Ренан простирает с отчаянием руки к католическому прошедшему Франции… Тем лучше. «Вперед, вперед!..»
Запомни же, прошу тебя, это имя новой веры, обещающей всебуржуазный, всетихий и всемелкий Эдем на нашей, до сих пор еще, слава Богу, как будто бы капризной и причудливой земле.
Цель – всеобщая польза, понятая как всеобщее, внутреннее, субъективное довольство; средства – у дерзких – кровь, огонь и меч, словом, новые страдания; у осторожных, лицемерных или робких – проповедь однообразного реализма, всеобщего ограниченного знания, всеобщей бездарности и прозы!
Если бы я хотел все это забыть здесь на Афоне, то не мог бы.
Субъективный эвдемонизм есть в высшей степени антитеза христианского аскетизма, как я уже сказал.
И тот, и другой имеют в виду прежде всего личность, душу человеческую (индивидуума); но один говорит: всё на земле и всё для земли; а другой – ничего на земле; ничего для земли. «Царство Мое не от мира сего!»
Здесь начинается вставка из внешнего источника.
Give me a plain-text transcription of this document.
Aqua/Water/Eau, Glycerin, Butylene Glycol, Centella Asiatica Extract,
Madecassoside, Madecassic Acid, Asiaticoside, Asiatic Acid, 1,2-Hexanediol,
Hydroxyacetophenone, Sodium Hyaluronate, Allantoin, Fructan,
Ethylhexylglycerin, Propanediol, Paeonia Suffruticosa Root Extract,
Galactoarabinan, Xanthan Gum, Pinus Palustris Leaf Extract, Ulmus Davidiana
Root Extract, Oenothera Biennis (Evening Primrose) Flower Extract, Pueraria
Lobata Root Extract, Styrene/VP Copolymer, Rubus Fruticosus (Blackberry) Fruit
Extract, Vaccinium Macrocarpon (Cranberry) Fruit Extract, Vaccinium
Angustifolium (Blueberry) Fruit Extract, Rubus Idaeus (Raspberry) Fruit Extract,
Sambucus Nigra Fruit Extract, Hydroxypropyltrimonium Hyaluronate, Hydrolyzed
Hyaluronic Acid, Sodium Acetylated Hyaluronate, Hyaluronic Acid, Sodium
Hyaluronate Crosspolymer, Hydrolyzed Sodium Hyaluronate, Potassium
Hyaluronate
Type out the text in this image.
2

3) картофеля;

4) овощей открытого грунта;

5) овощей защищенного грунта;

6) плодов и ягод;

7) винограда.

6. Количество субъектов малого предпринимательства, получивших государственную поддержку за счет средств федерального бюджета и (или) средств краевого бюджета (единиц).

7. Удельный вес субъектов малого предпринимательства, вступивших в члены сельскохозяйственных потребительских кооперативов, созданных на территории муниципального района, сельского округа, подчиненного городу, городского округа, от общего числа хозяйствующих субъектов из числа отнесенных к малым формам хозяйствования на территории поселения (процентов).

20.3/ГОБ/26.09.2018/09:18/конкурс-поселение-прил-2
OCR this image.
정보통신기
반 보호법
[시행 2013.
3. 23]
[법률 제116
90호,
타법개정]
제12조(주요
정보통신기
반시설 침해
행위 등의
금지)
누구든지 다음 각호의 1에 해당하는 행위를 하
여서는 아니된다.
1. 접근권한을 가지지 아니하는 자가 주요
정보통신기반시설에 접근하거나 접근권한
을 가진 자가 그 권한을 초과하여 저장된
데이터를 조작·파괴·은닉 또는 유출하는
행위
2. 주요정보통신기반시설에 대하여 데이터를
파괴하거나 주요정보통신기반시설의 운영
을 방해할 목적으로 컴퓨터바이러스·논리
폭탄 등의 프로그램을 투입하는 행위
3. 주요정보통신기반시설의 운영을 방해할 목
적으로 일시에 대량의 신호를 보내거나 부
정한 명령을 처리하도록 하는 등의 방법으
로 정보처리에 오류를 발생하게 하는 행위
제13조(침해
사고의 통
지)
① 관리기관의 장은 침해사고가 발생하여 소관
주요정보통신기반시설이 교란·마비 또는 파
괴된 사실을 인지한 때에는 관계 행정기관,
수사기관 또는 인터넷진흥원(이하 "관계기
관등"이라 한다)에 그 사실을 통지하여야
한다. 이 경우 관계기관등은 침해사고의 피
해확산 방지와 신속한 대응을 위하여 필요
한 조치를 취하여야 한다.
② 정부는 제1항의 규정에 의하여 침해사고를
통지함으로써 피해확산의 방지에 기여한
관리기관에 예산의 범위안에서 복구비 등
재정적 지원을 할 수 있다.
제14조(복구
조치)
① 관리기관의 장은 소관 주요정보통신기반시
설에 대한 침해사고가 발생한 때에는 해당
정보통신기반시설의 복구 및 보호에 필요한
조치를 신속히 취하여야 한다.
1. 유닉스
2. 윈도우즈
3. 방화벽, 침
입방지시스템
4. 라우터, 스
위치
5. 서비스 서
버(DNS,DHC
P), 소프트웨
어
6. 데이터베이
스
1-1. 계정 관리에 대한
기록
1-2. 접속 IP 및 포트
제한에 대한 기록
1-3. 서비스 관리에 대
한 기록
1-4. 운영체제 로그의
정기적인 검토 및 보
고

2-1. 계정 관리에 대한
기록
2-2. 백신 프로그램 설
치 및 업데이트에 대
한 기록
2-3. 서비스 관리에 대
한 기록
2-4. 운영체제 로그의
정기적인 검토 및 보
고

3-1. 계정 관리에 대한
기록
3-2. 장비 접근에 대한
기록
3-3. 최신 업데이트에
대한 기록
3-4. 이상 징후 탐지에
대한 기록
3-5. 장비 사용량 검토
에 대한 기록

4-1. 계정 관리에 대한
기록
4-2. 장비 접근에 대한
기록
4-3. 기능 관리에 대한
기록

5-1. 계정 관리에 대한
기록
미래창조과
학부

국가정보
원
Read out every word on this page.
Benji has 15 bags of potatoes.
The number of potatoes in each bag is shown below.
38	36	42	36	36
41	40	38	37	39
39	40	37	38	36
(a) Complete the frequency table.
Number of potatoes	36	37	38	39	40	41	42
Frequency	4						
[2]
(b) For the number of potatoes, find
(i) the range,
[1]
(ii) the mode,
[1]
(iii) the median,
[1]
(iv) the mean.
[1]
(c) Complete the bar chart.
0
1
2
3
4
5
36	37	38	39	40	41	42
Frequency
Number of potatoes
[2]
И в то же время (какая странная игра идей! Какое перекрещивание исторических законов!) – в то же время аскетизм христианский подразумевает борьбу, страдания, неравенство, то есть остается верен феноменальной философии строгого реализма; а эвдемоническая вера мечтает уничтожить боль, этот существенный атрибут всякой исторической и даже животной феноменальности… Христианство сообразнее на практике с земной жизнью, чем эти – холодные надежды бесполезного прогресса!
Письмо 3-е
16 июля 1872 г.
Я очень люблю отыскивать у наших светских поэтов православные христианские мотивы. Ты уже заметила, я думаю, из моих прежних писем.
У Кольцова, у Пушкина их много. Но у Лермонтова больше всех. «По небу полуночи Ангел летел» прекрасно, но христиански не совсем правильно. В нем есть нечто еретическое; это идея о душе, приносимой извне на эту землю «печали и слез». Это теория Платона, а не христианское понятие о появлении души земного человека впервые именно на этой земле.
Зато «Молитва», «Ребенку», «Ветка Палестины», некоторые места из «Купца Калашникова», из самого «Демона» могут выдержать самую строгую православную критику и благоухающей поэзией своей могут сделать иному сердцу больше пользы (видишь, как это понимание пользы шатко: статистик твой скверный сказал бы – вреда), больше пользы, я говорю, чем многие скучные проповеди.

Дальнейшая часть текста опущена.